Im Wortlaut: Presseerklärung der Bischofskanzlei Hamburg
(aus Hinz&Kunzt 160/Juni 2006)
Bischöfin Maria Jepsen und Erzbischof Werner Thissen haben sich in die aktuelle Bettler-Debatte eingemischt. In einer gemeinsamen Erklärung rufen sie zu „mehr Großherzigkeit und Liberalität“ auf. Die Erklärung im Wortlaut
Wir sehen das Vorgehen des Bezirksamtes Mitte gegen die Bettler mit Behinderungen in der Innenstadt mit Sorge.
Ohne uns auf die verwinkelte juristische Begründung für die Vertreibung der Bettler aus der City einzulassen, bitten wir die Bevölkerung Hamburgs und das Bezirksamt Mitte um mehr Großherzigkeit und Liberalität. Betteln gehört zu den letzten Möglichkeiten für Leute, die aus welchen Gründen auch immer durch die sozialen Netze fallen, sich ihren Lebensunterhalt zu erwerben.
Die Bibel erwähnt in ihren Schriften wiederholt Bettler mit Behinderungen, Lahme, Aussätzige und Blinde, die um Almosen bitten. Auch in der Bibel suchen diese Menschen prominente Orte auf: am bekanntesten etwa der Bettler am Schönen Tor des Tempels von Jerusalem, der Petrus um Hilfe bittet. Auch dieser Mensch, ein Lahmer, wurde von anderen täglich herbeigetragen und vor die Tür des Tempels gesetzt, um bei denen zu betteln, die in den Tempel gingen. (Apg. 3,1ff)

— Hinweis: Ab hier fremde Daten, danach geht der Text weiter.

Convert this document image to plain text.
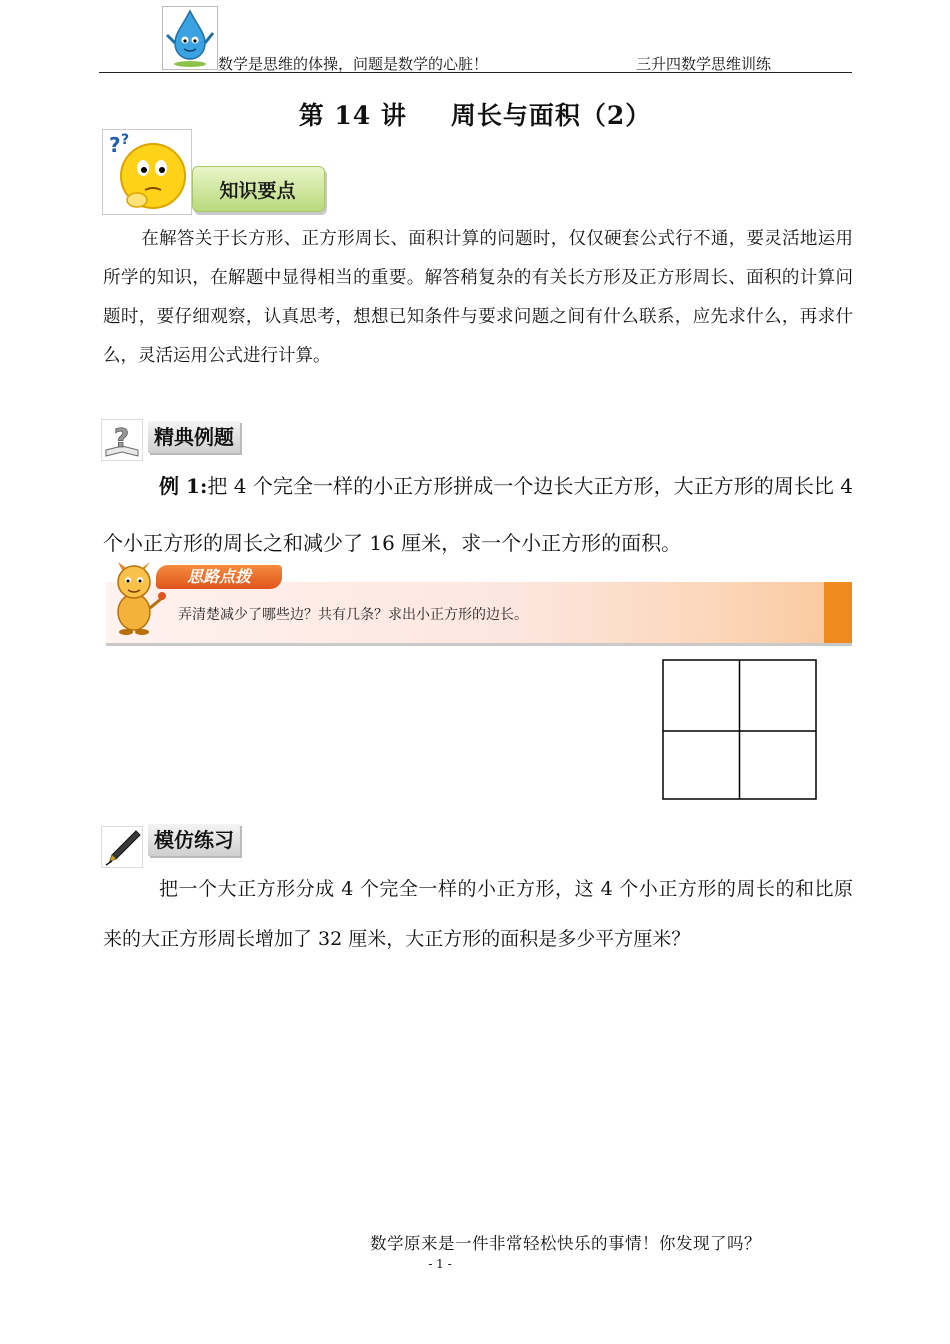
数学是思维的体操，问题是数学的心脏！	三升四数学思维训练
第 14 讲 周长与面积（2）
? ?
知识要点
在解答关于长方形、正方形周长、面积计算的问题时，仅仅硬套公式行不通，要灵活地运用所学的知识，在解题中显得相当的重要。解答稍复杂的有关长方形及正方形周长、面积的计算问题时，要仔细观察，认真思考，想想已知条件与要求问题之间有什么联系，应先求什么，再求什么，灵活运用公式进行计算。
?	精典例题
例 1:把 4 个完全一样的小正方形拼成一个边长大正方形，大正方形的周长比 4 个小正方形的周长之和减少了 16 厘米，求一个小正方形的面积。
思路点拨
弄清楚减少了哪些边？共有几条？求出小正方形的边长。
模仿练习
把一个大正方形分成 4 个完全一样的小正方形，这 4 个小正方形的周长的和比原来的大正方形周长增加了 32 厘米，大正方形的面积是多少平方厘米？
数学原来是一件非常轻松快乐的事情！你发现了吗？
- 1 -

Aus christlicher Sicht kann man der Armut weder begegnen, in dem man die Augen vor ihr verschließt, noch, wie nun intendiert, die Armen aus dem Blickfeld verdrängt.
Man schützt ihre ihnen eigene Würde nicht, wenn man sie von einem Stadtteil in den anderen oder anderswohin abdrängt – mehr geschieht zur Zeit ja nicht.
Wir unterstellen dem Bezirksamt Mitte bei seinem Vorgehen keine unlauteren Motive, bitten die dort Verantwortlichen aber umso mehr, ihre Entscheidungsgrundlagen noch einmal zu überprüfen und zu revidieren.
Der Einsatz für die „Mühseligen und Beladenen“, den Jesus von uns erwartet, ist nicht nur eine innerkirchliche und private Aufgabe, sondern auch ein gesellschaftliches und öffentliches Gebot. Das in Hamburgs jahrelanger Bettlerdebatte viel zitierte Schlagwort „Bekämpfe die Armut, nicht die Armen“, ist richtig und fordert von uns allen mehr Rücksicht auf den einzelnen Menschen, als wir sie in dem derzeitigen Vorgehen des Bezirks erkennen können.